Oggi questa tradizione continua con Late Shift (Heldin) di Petra Volpe, scelto per rappresentare la Svizzera agli Oscar 2026. Presentato in anteprima nella sezione Special Gala al Festival di Berlino, il film affronta con intensità e umanità le difficoltà del sistema sanitario, trasformando una questione locale in un racconto che può toccare chiunque, ovunque.

In questo scenario il cinema svizzero è un laboratorio mobile che parla molte lingue, tra realtà intime, drammi sociali e sguardi internazionali. Dai cult nazionali che hanno esplorato le tensioni psicologiche come Jonas che avrà vent’anni nel 2000 di Alain Tanner alle riflessioni sull’identità e la famiglia di Ursula Meier in Home.

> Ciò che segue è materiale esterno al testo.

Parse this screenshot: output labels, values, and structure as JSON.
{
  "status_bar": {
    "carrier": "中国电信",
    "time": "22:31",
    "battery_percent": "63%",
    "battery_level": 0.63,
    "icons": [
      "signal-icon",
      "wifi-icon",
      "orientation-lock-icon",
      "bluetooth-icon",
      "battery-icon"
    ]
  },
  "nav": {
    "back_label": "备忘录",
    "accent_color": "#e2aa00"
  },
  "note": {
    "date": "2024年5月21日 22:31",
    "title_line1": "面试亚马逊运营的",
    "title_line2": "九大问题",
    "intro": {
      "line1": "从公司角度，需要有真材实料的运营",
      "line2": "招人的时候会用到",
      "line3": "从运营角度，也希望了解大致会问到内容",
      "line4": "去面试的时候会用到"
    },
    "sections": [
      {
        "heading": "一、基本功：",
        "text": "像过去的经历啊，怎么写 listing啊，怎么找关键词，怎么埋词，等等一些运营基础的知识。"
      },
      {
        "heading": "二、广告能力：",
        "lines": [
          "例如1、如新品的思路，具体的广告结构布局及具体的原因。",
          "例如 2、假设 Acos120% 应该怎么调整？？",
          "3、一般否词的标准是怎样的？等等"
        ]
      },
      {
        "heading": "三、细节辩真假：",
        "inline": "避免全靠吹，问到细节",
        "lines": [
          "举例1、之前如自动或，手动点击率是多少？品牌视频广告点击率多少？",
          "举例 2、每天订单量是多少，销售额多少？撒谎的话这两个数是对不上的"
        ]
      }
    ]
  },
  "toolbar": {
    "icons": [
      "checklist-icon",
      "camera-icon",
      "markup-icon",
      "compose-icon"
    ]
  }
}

Alcuni film poi hanno saputo combinare successo critico e pubblico: da Vitus di Murer, al classico Heidi di Alain Gsponer, passando per storie che affrontano identità e migrazione come Die Schweizermacher o i 2 film drammatici premiati con l’Oscar The Boat Is Full e Viaggio della Speranza, fino all’animazione toccante di Claude Barras con La mia vita da zucchina.

In Svizzera, storie intime e grandi strutture — famiglia, istituzioni, fede, società — si incontrano, si sfidano e diventano film capaci di viaggiare oltre i confini, rimanendo impressi nella memoria dello spettatore.